就活総合情報サイト

就活マストアイテム

研究内容について③

さて、前回までは「研究内容の基本的な書き方」と「人事向けの研究内容の書き方」について解説しました。今回解説するのは国立研究所等の自分の研究内容の専門家が在籍し、バリバリの研究体制の会社に向けて提出する研究内容です。はっきり言って、ほとんどの方には関係ないと思います。いくら技術者が面接官であっても、自分の研究内容どんぴしゃの人は一般企業ならばまずいないからです。

しかし、研究所相手であっても基本的に研究内容には「課題」「現状」「研究」「成果」「今後」の5要素は欠かせません。その比重は変わってきますが。。

今回は具体的に私が内定を頂いた時に提出した研究内容を掲載します。専門的な内容自体は参考にはなりませんが、このくらいまで練らなければならないという見本として掲載致します。



[研究者向け]研究内容の書き方

では具体的に某国立研究所の物性研究所に提出した研究内容です。

スピントロニクス材料としてⅢ—Ⅴ族やⅡ—Ⅵ族化合物半導体に遷移金属元素を添加した磁性半導体の探索が行われており、キャリア密度制御を通じた磁気的特性の制御が報告されていますが、そのキュリー温度(TC)が室温より著しく低いために実用化は困難です。TCの改善には遷移金属元素の高濃度添加が不可欠だという報告がある一方で固溶度の問題があり、室温を超えるTCを持つ磁性半導体は未だ合成されていません。そこで私は磁性半導体の母体材料として高濃度添加可能なIV—VI族化合物半導体に注目し、第一原理計算により新規磁性半導体をデザインします。現在、室温を大きく超えるTCを持つ系を探す事に成功し、さらに同時ドーピングによって相分離を抑える可能性を見いだしました。今後はモンテカルロシミュレーションによるTCの精密計算を行い、さらに相安定性に関する議論を重ね、最終的にはスピントランジスタ等に応用されうる新材料を提案することが目標です。

これも400字程度のものです。例に漏れず5要素を①から⑤まで順番に記しています。ただ、人事向けの時とは大きく異なり「自分の研究のオリジナリティ」と「自分の成果」を全面に押し出しました。研究所に関しては、おそらく人事がESを読んだ時点で自分と一番専攻の近い研究者を面接官の1人に呼んでくるはずです。相当厳しい質問が来ると思います。普段どれだけ研究に対して真摯に向き合えているかが重要です。

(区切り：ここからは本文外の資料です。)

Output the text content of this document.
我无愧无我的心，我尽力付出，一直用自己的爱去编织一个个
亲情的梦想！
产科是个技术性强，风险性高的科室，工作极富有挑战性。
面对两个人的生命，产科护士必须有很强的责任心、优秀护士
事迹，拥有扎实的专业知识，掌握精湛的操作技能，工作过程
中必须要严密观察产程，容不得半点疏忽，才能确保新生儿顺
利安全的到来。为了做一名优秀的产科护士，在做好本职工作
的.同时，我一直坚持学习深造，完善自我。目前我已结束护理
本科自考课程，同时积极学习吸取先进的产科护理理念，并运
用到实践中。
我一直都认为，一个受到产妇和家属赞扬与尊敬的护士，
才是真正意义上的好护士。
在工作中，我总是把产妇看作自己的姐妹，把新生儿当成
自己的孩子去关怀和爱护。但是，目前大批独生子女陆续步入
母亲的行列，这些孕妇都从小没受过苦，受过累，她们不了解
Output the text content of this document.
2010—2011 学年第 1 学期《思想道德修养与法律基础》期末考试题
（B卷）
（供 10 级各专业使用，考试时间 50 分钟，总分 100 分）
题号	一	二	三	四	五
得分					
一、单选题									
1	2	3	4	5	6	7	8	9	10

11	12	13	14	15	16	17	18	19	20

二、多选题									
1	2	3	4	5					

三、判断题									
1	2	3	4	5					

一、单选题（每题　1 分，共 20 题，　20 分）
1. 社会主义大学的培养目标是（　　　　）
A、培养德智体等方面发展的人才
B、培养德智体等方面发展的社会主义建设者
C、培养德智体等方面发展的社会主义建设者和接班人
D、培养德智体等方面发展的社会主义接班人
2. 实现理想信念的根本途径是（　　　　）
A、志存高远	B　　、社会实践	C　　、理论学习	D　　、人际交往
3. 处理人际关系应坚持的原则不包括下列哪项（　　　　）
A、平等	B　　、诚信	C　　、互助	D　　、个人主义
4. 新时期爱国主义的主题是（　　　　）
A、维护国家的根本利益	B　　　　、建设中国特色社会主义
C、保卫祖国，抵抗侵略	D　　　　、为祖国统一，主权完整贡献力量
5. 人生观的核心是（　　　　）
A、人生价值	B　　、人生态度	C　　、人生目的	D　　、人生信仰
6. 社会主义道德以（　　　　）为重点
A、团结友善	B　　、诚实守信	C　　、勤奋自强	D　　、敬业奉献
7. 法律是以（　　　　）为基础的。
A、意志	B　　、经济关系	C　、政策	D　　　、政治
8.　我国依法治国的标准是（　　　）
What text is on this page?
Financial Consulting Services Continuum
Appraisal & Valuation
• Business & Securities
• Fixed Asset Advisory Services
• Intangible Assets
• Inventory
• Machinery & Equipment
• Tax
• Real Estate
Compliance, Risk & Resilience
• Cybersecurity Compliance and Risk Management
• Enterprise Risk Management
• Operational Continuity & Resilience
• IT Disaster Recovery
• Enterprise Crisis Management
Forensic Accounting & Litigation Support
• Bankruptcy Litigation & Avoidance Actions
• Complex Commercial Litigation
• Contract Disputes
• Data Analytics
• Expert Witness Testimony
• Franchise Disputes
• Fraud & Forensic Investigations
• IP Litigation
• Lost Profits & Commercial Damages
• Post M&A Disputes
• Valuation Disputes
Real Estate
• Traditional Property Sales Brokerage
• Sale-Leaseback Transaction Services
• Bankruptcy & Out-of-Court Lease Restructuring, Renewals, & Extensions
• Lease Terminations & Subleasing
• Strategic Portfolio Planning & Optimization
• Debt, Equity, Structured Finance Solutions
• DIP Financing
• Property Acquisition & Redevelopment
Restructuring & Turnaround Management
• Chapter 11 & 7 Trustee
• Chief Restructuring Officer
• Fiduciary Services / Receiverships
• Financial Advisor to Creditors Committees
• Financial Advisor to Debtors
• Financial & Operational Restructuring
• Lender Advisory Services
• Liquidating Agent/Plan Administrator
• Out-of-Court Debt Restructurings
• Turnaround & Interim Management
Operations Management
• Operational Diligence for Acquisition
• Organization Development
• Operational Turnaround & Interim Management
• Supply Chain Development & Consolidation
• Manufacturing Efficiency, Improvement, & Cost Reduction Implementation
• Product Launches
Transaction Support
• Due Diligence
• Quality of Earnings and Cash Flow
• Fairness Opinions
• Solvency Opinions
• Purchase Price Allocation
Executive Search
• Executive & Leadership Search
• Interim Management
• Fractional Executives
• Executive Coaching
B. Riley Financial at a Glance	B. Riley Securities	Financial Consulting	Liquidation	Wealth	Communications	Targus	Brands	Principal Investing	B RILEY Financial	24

具体的なアドバイスはできませんが、どんな質問が来たとしても堂々として下さい。自分が答えても「それは違うよ。○○はこうだから××はこうなるはずだとは考えなかったの?」など、経験値が豊富なのでいくら対策してもその上から質問が飛んでくるのです。面接官は正解を答える事を最重視しているわけではありません。自分自信でしっかりと考え動じずに堂々と受け答えできるかを見ているのです。

今回で研究内容についての注意点はおしまいです。ESの添削方法等は他のコンテンツで解説しますが、おそらくほとんどの方は一般企業に就職されると思うので、基本的には人事向けのものを参考にしてください。「分かりやすく」伝える能力も、とても大切なコミュニケーション能力なのです。

研究所向け研究内容アドバイス

研究に対して深く具体的に言及しましょう。それでも5つの要素は絶対に入れる事。